Sep 06 13:21:32 localhost.localdomain podman[1262]: 2024-09-06 13:21:32.455900512 -0400 EDT m=+190.791991175 volume create ab0ca3f3a6ed91dbe03ee7e4127cebfd89fa6058cd35be6f22d2f3096be76eb9
Sep 06 13:21:32 localhost.localdomain podman[1262]: 2024-09-06 13:21:32.457141111 -0400 EDT m=+190.793231816 volume create 74a9ec663cc2fc537241531cfb9b2ddfad70651f89e401a9bf44bc95355915b1
Sep 06 13:21:32 localhost.localdomain podman[1262]: 2024-09-06 13:21:32.45833846 -0400 EDT m=+190.794429164 container create 83ad206abf3454e30f16ca729a1ea01bb377d19a21ec40c307ac78f70f00ecbc (image=ubuntu:latest, name=practical_hawking)

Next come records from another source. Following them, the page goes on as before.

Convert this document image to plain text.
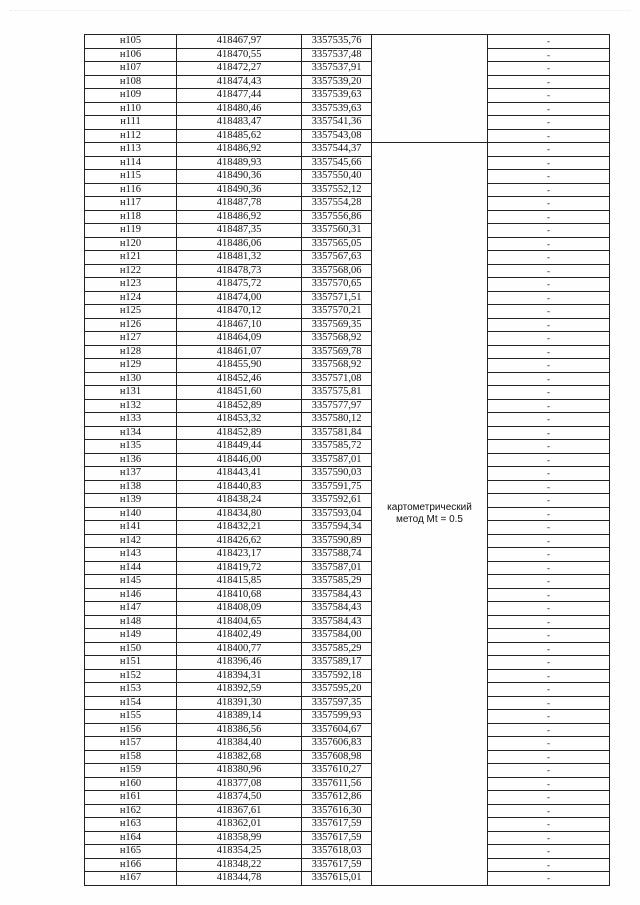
н105	418467,97	3357535,76		-
н106	418470,55	3357537,48		-
н107	418472,27	3357537,91		-
н108	418474,43	3357539,20		-
н109	418477,44	3357539,63		-
н110	418480,46	3357539,63		-
н111	418483,47	3357541,36		-
н112	418485,62	3357543,08		-
н113	418486,92	3357544,37	картометрический
метод Mt = 0.5	-
н114	418489,93	3357545,66		-
н115	418490,36	3357550,40		-
н116	418490,36	3357552,12		-
н117	418487,78	3357554,28		-
н118	418486,92	3357556,86		-
н119	418487,35	3357560,31		-
н120	418486,06	3357565,05		-
н121	418481,32	3357567,63		-
н122	418478,73	3357568,06		-
н123	418475,72	3357570,65		-
н124	418474,00	3357571,51		-
н125	418470,12	3357570,21		-
н126	418467,10	3357569,35		-
н127	418464,09	3357568,92		-
н128	418461,07	3357569,78		-
н129	418455,90	3357568,92		-
н130	418452,46	3357571,08		-
н131	418451,60	3357575,81		-
н132	418452,89	3357577,97		-
н133	418453,32	3357580,12		-
н134	418452,89	3357581,84		-
н135	418449,44	3357585,72		-
н136	418446,00	3357587,01		-
н137	418443,41	3357590,03		-
н138	418440,83	3357591,75		-
н139	418438,24	3357592,61		-
н140	418434,80	3357593,04		-
н141	418432,21	3357594,34		-
н142	418426,62	3357590,89		-
н143	418423,17	3357588,74		-
н144	418419,72	3357587,01		-
н145	418415,85	3357585,29		-
н146	418410,68	3357584,43		-
н147	418408,09	3357584,43		-
н148	418404,65	3357584,43		-
н149	418402,49	3357584,00		-
н150	418400,77	3357585,29		-
н151	418396,46	3357589,17		-
н152	418394,31	3357592,18		-
н153	418392,59	3357595,20		-
н154	418391,30	3357597,35		-
н155	418389,14	3357599,93		-
н156	418386,56	3357604,67		-
н157	418384,40	3357606,83		-
н158	418382,68	3357608,98		-
н159	418380,96	3357610,27		-
н160	418377,08	3357611,56		-
н161	418374,50	3357612,86		-
н162	418367,61	3357616,30		-
н163	418362,01	3357617,59		-
н164	418358,99	3357617,59		-
н165	418354,25	3357618,03		-
н166	418348,22	3357617,59		-
н167	418344,78	3357615,01		-
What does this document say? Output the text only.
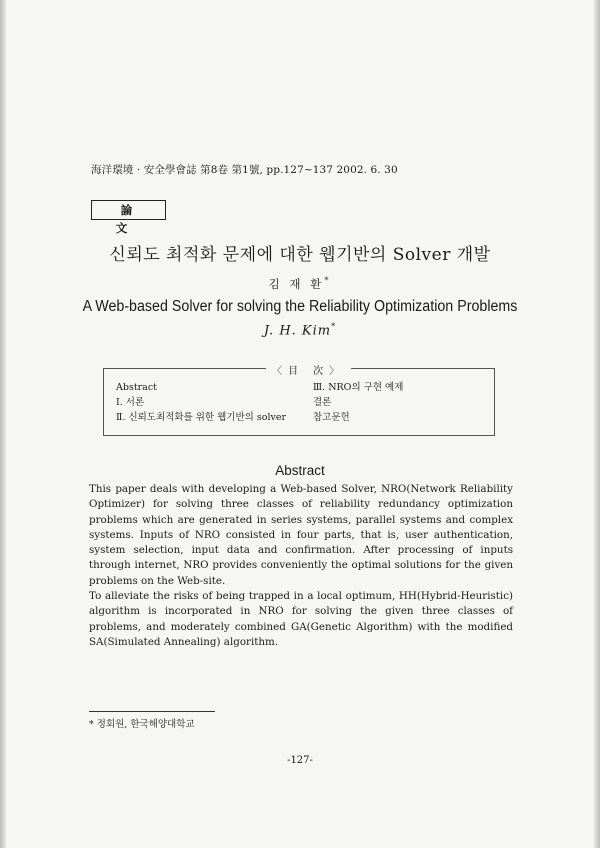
海洋環境 · 安全學會誌 第8卷 第1號, pp.127~137 2002. 6. 30
論 文
신뢰도 최적화 문제에 대한 웹기반의 Solver 개발
김 재 환*
A Web-based Solver for solving the Reliability Optimization Problems
J. H. Kim*
〈目 次〉
Abstract
Ⅰ. 서론
Ⅱ. 신뢰도최적화를 위한 웹기반의 solver
Ⅲ. NRO의 구현 예제
결론
참고문헌
Abstract

This paper deals with developing a Web-based Solver, NRO(Network Reliability Optimizer) for solving three classes of reliability redundancy optimization problems which are generated in series systems, parallel systems and complex systems. Inputs of NRO consisted in four parts, that is, user authentication, system selection, input data and confirmation. After processing of inputs through internet, NRO provides conveniently the optimal solutions for the given problems on the Web-site.

To alleviate the risks of being trapped in a local optimum, HH(Hybrid-Heuristic) algorithm is incorporated in NRO for solving the given three classes of problems, and moderately combined GA(Genetic Algorithm) with the modified SA(Simulated Annealing) algorithm.

* 정회원, 한국해양대학교
-127-
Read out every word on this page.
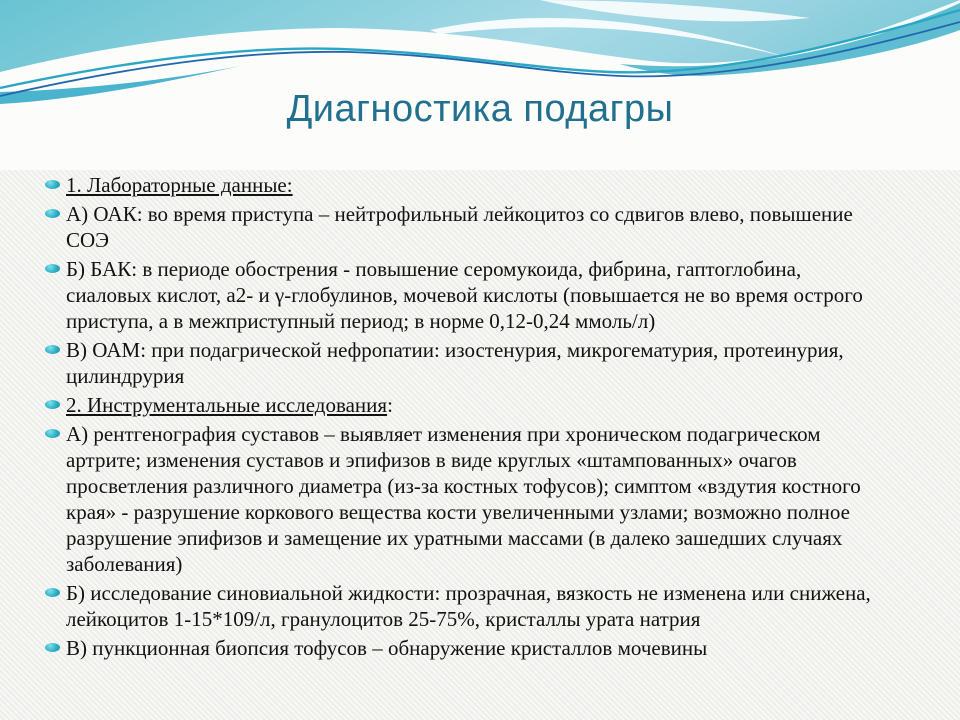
Диагностика подагры
1. Лабораторные данные:
А) ОАК: во время приступа – нейтрофильный лейкоцитоз со сдвигов влево, повышение СОЭ
Б) БАК: в периоде обострения - повышение серомукоида, фибрина, гаптоглобина, сиаловых кислот, а2- и γ-глобулинов, мочевой кислоты (повышается не во время острого приступа, а в межприступный период; в норме 0,12-0,24 ммоль/л)
В) ОАМ: при подагрической нефропатии: изостенурия, микрогематурия, протеинурия, цилиндрурия
2. Инструментальные исследования:
А) рентгенография суставов – выявляет изменения при хроническом подагрическом артрите; изменения суставов и эпифизов в виде круглых «штампованных» очагов просветления различного диаметра (из-за костных тофусов); симптом «вздутия костного края» - разрушение коркового вещества кости увеличенными узлами; возможно полное разрушение эпифизов и замещение их уратными массами (в далеко зашедших случаях заболевания)
Б) исследование синовиальной жидкости: прозрачная, вязкость не изменена или снижена, лейкоцитов 1-15*109/л, гранулоцитов 25-75%, кристаллы урата натрия
В) пункционная биопсия тофусов – обнаружение кристаллов мочевины
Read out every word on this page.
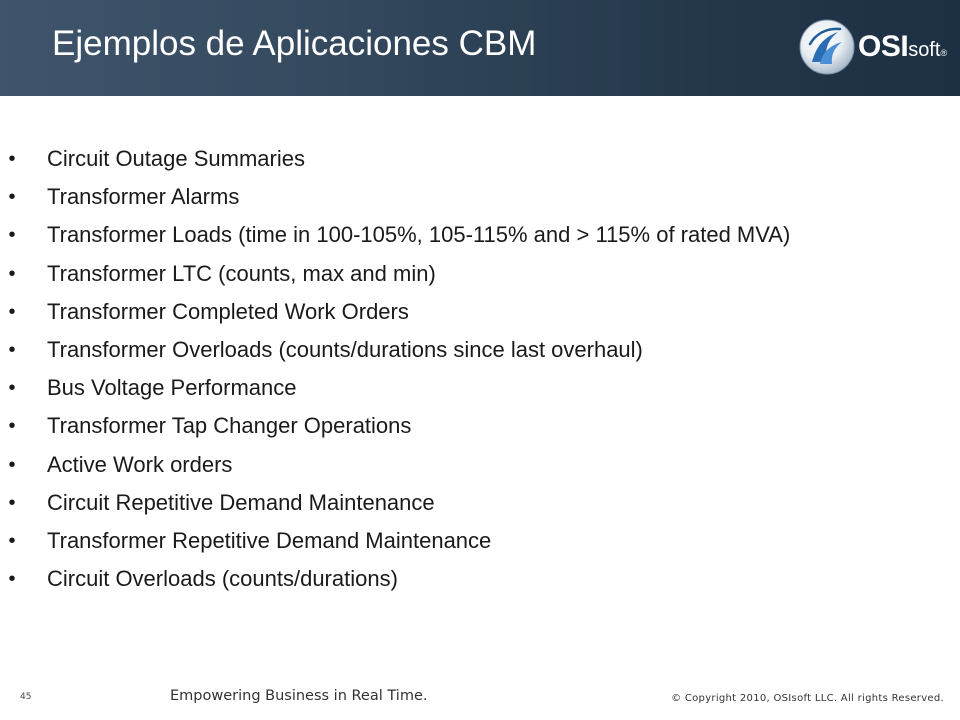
Ejemplos de Aplicaciones CBM	OSIsoft®
• Circuit Outage Summaries
• Transformer Alarms
• Transformer Loads (time in 100-105%, 105-115% and > 115% of rated MVA)
• Transformer LTC (counts, max and min)
• Transformer Completed Work Orders
• Transformer Overloads (counts/durations since last overhaul)
• Bus Voltage Performance
• Transformer Tap Changer Operations
• Active Work orders
• Circuit Repetitive Demand Maintenance
• Transformer Repetitive Demand Maintenance
• Circuit Overloads (counts/durations)
45	Empowering Business in Real Time.	© Copyright 2010, OSIsoft LLC. All rights Reserved.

Sep 06 13:21:32 localhost.localdomain podman[1262]: @ - - [06/Sep/2024:13:21:32 -0400] "POST /v1.41/containers/create HTTP/1.1" 201 88 "" "Docker-Client/27.1.1-rd (darwin)"
Sep 06 13:21:32 localhost.localdomain podman[2278]: [INFO  netavark::firewall] Using iptables firewall driver
Sep 06 13:21:32 localhost.localdomain podman[2278]: [INFO  netavark::network::netlink] Adding route (dest: 0.0.0.0/0 ,gw: 10.88.0.1, metric 100)
Sep 06 13:21:32 localhost.localdomain podman[1262]: time="2024-09-06T13:21:32-04:00" level=info msg="Running conmon under slice machine.slice and unitName libpod-conmon-83ad206abf3454e30f16ca729a1ea01bb377d19a21ec40c307ac78f70f00ecbc.scope"
Sep 06 13:21:32 localhost.localdomain podman[1262]: time="2024-09-06T13:21:32-04:00" level=info msg="Request Failed(Conflict): preparing container 83ad206abf3454e30f16ca729a1ea01bb377d19a21ec40c307ac78f70f00ecbc for attach: crun: open executable: Operation not permitted: OCI permission denied"
Sep 06 13:21:32 localhost.localdomain podman[1262]: @ - - [06/Sep/2024:13:21:32 -0400] "POST /v1.41/containers/83ad206abf3454e30f16ca729a1ea01bb377d19a21ec40c307ac78f70f00ecbc/attach?stderr=1&stdin=1&stdout=1&stream=1 HTTP/1.1" 409 228 "" "Docker-Client/27.1.1-rd (darwin)"
Luap99 commented 2 months ago

crun: open executable: Operation not permitted: OCI permission denied

This sounds like your image executable cannot be executed for some reason. Does this happen with all images?